Social Sciences
Gaj Panagoda, MBBS FRACP FAFRM MBA BAppSc(Physiotherapy)
CEO & Paediatric Rehabilitation Physician
Xstitch Health
Brisbane, Queensland, Australia
Sarah Szabo, MPA BJus BHumServ
Project Manager & Director
Xstitch Health
Brisbane, Queensland, Australia
Brisbane's Somali refugee community, conceptualised as a population-level case, presented with systemic participation restrictions in disability service access. This aligned with WHO's International Classification of Functioning, Disability and Health (ICF) framework. Environmental factors included cultural stigma surrounding invisible disabilities, limited health literacy regarding allied health roles, and communication barriers. Personal factors included culturally-specific disability conceptualisations and historical trauma affecting trust in health systems.

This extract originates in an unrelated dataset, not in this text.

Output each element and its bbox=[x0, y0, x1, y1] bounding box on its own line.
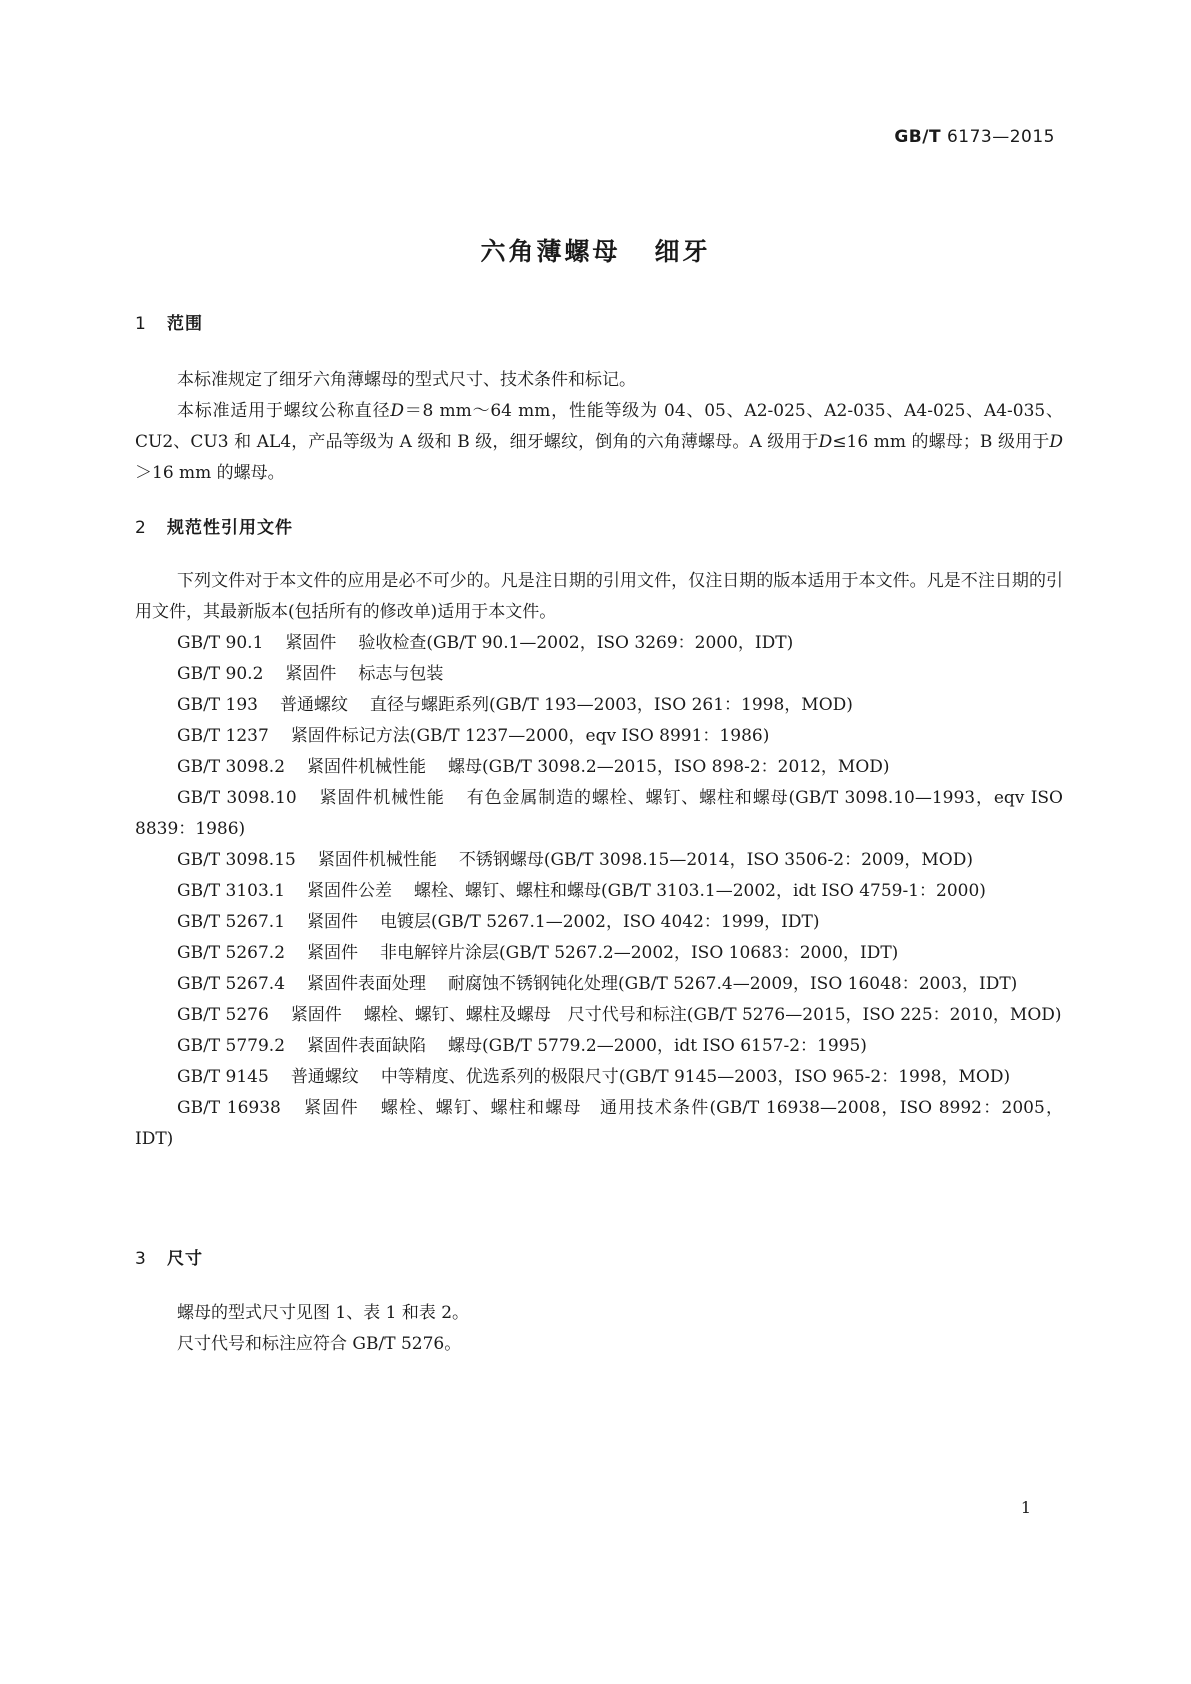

The project was a collaboration with a local refugee advocacy charity, to improve their impact in the disability sector. We applied participatory action research (PAR) methodology using iterative Look-Think-Act cycles over 26 weeks. The Look phase involved 13 community conversations. The Think phase employed Problem and Objective Trees: collaborative diagrams where communities identify root causes, problems, and effects, then transform these into solutions. Community-driven problem statements emerged: "You can't look for help when you don't know what you're looking for" and "The health system doesn't know how to respond."
PAR methodology revealed awareness must precede clinical education in this cultural context. Rather than condition-specific information (ICF body functions), interventions addressed environmental and personal factors: recognising invisible disabilities exist and normalising help-seeking behaviours. The Act phase produced culturally-informed videos distributed via WhatsApp. This demonstrates how rehabilitation physician expertise can inform cultural health translation, when guided by community wisdom through structured participatory processes.
Treating communities as cases requiring individualised diagnostic assessment offers a novel application of rehabilitation medicine principles to health disparities. This replicable PAR-based framework balanced evidence-based practice with community co-design, decreasing barriers to disability service access for culturally diverse populations. The methodology has applications across refugee and migrant communities facing similar systemic barriers, demonstrating opportunities for rehabilitation physicians to address health equity at population level.